Dans une prise de parole offensive, le chef du gouvernement sénégalais a appelé à une rupture claire avec les schémas de dépendance. Selon lui, la véritable souveraineté repose sur la capacité des États africains à définir eux-mêmes leurs priorités, à renforcer leur autonomie stratégique et à s’affranchir des influences extérieures.

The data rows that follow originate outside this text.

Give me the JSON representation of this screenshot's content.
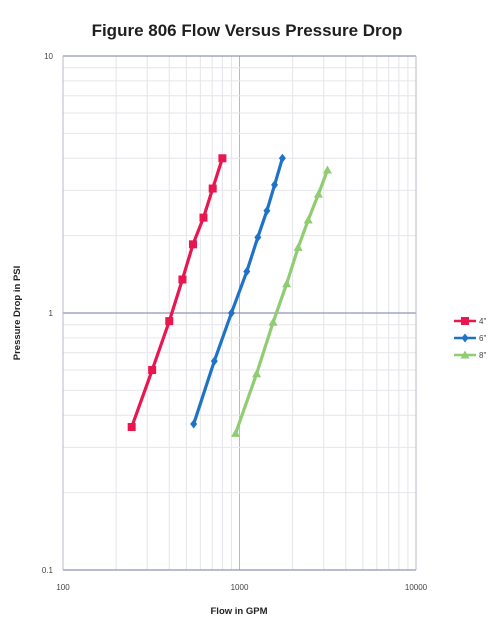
{
  "chart_data": {
    "type": "line",
    "title": "Figure 806 Flow Versus Pressure Drop",
    "xlabel": "Flow in GPM",
    "ylabel": "Pressure Drop in PSI",
    "xscale": "log",
    "yscale": "log",
    "xlim": [
      100,
      10000
    ],
    "ylim": [
      0.1,
      10
    ],
    "x_ticks": [
      {
        "value": 100,
        "label": "100"
      },
      {
        "value": 1000,
        "label": "1000"
      },
      {
        "value": 10000,
        "label": "10000"
      }
    ],
    "y_ticks": [
      {
        "value": 0.1,
        "label": "0.1"
      },
      {
        "value": 1,
        "label": "1"
      },
      {
        "value": 10,
        "label": "10"
      }
    ],
    "grid": true,
    "legend_position": "right",
    "series": [
      {
        "name": "4\"",
        "color": "#e8174f",
        "marker": "square",
        "x": [
          245,
          320,
          400,
          475,
          545,
          625,
          705,
          800
        ],
        "y": [
          0.36,
          0.6,
          0.93,
          1.35,
          1.85,
          2.35,
          3.05,
          4.0
        ]
      },
      {
        "name": "6\"",
        "color": "#1e73c8",
        "marker": "diamond",
        "x": [
          550,
          720,
          900,
          1100,
          1270,
          1430,
          1580,
          1750
        ],
        "y": [
          0.37,
          0.65,
          1.0,
          1.45,
          1.97,
          2.5,
          3.15,
          4.0
        ]
      },
      {
        "name": "8\"",
        "color": "#8fcc72",
        "marker": "triangle",
        "x": [
          950,
          1250,
          1550,
          1850,
          2150,
          2450,
          2800,
          3150
        ],
        "y": [
          0.34,
          0.58,
          0.92,
          1.3,
          1.8,
          2.3,
          2.9,
          3.6
        ]
      }
    ]
  }
}
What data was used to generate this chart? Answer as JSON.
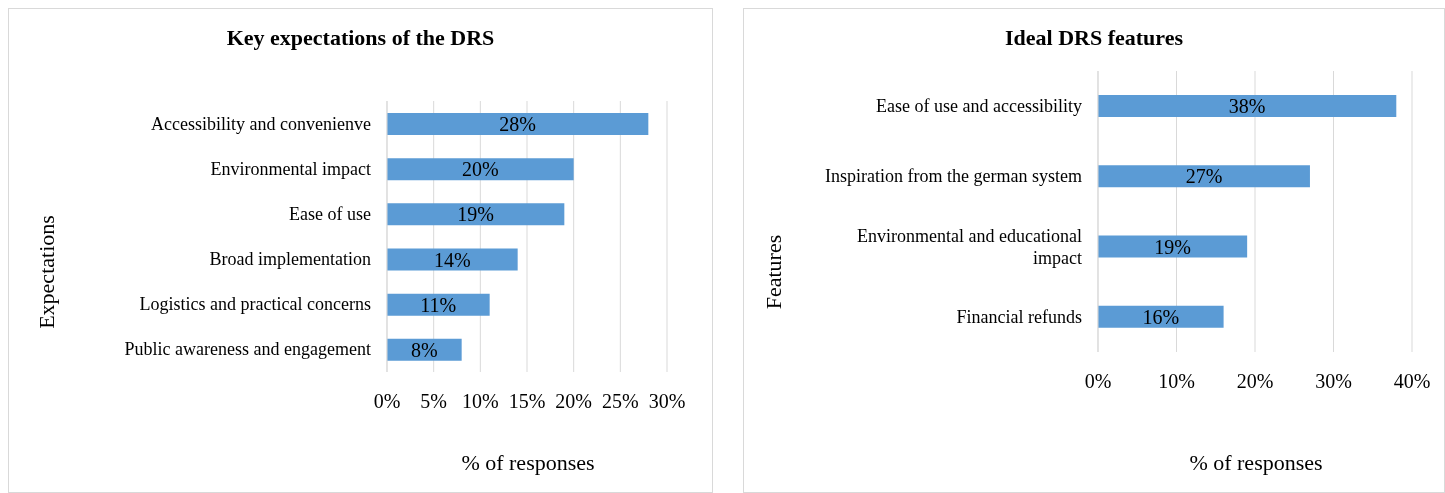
{
  "chart_data": [
    {
      "type": "bar",
      "orientation": "horizontal",
      "title": "Key expectations of the DRS",
      "xlabel": "% of responses",
      "ylabel": "Expectations",
      "categories": [
        "Accessibility and convenienve",
        "Environmental impact",
        "Ease of use",
        "Broad implementation",
        "Logistics and practical concerns",
        "Public awareness and engagement"
      ],
      "values": [
        28,
        20,
        19,
        14,
        11,
        8
      ],
      "color": "#5b9bd5",
      "value_labels": [
        "28%",
        "20%",
        "19%",
        "14%",
        "11%",
        "8%"
      ],
      "xlim": [
        0,
        30
      ],
      "xticks": [
        {
          "value": 0,
          "label": "0%"
        },
        {
          "value": 5,
          "label": "5%"
        },
        {
          "value": 10,
          "label": "10%"
        },
        {
          "value": 15,
          "label": "15%"
        },
        {
          "value": 20,
          "label": "20%"
        },
        {
          "value": 25,
          "label": "25%"
        },
        {
          "value": 30,
          "label": "30%"
        }
      ],
      "grid": "x",
      "legend": false
    },
    {
      "type": "bar",
      "orientation": "horizontal",
      "title": "Ideal DRS features",
      "xlabel": "% of responses",
      "ylabel": "Features",
      "categories": [
        "Ease of use and accessibility",
        "Inspiration from the german system",
        "Environmental and educational impact",
        "Financial refunds"
      ],
      "values": [
        38,
        27,
        19,
        16
      ],
      "color": "#5b9bd5",
      "value_labels": [
        "38%",
        "27%",
        "19%",
        "16%"
      ],
      "xlim": [
        0,
        40
      ],
      "xticks": [
        {
          "value": 0,
          "label": "0%"
        },
        {
          "value": 10,
          "label": "10%"
        },
        {
          "value": 20,
          "label": "20%"
        },
        {
          "value": 30,
          "label": "30%"
        },
        {
          "value": 40,
          "label": "40%"
        }
      ],
      "grid": "x",
      "legend": false
    }
  ]
}
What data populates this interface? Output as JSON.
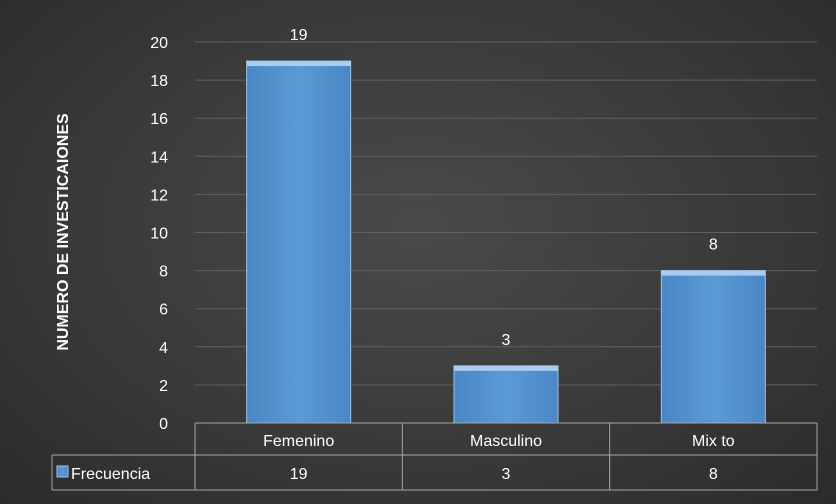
{
  "chart_data": {
    "type": "bar",
    "categories": [
      "Femenino",
      "Masculino",
      "Mix to"
    ],
    "series": [
      {
        "name": "Frecuencia",
        "values": [
          19,
          3,
          8
        ],
        "color": "#5b9bd5"
      }
    ],
    "title": "",
    "xlabel": "",
    "ylabel": "NUMERO DE INVESTICAIONES",
    "ylim": [
      0,
      20
    ],
    "yticks": [
      0,
      2,
      4,
      6,
      8,
      10,
      12,
      14,
      16,
      18,
      20
    ],
    "grid": true,
    "data_table": true,
    "legend": "in data table"
  },
  "colors": {
    "background": "#3a3a3a",
    "bar": "#5b9bd5",
    "text": "#ffffff",
    "grid": "#5f5f5f"
  }
}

Insistant sur la nécessité d’un changement de paradigme, il a érigé la confiance en soi comme levier essentiel de libération, plaidant pour une Afrique capable de décider de son propre destin. Ce discours s’inscrit dans une dynamique plus large de repositionnement du continent dans un contexte international en mutation.
Plusieurs intervenants ont abondé dans le même sens. Abass Fall a rappelé que la souveraineté implique un refus de toute forme de domination, tandis que Pascal Boniface a salué l’émergence d’une nouvelle dynamique portée par la jeunesse sénégalaise. Pour sa part, Mariama Diaby a souligné que la souveraineté ne saurait être proclamée sans être concrètement organisée, financée et mise en œuvre.
Au-delà des discours, cette rencontre met en lumière une ambition affirmée : celle d’une Afrique plus autonome, déterminée à peser dans un monde désormais marqué par l’équilibre des puissances.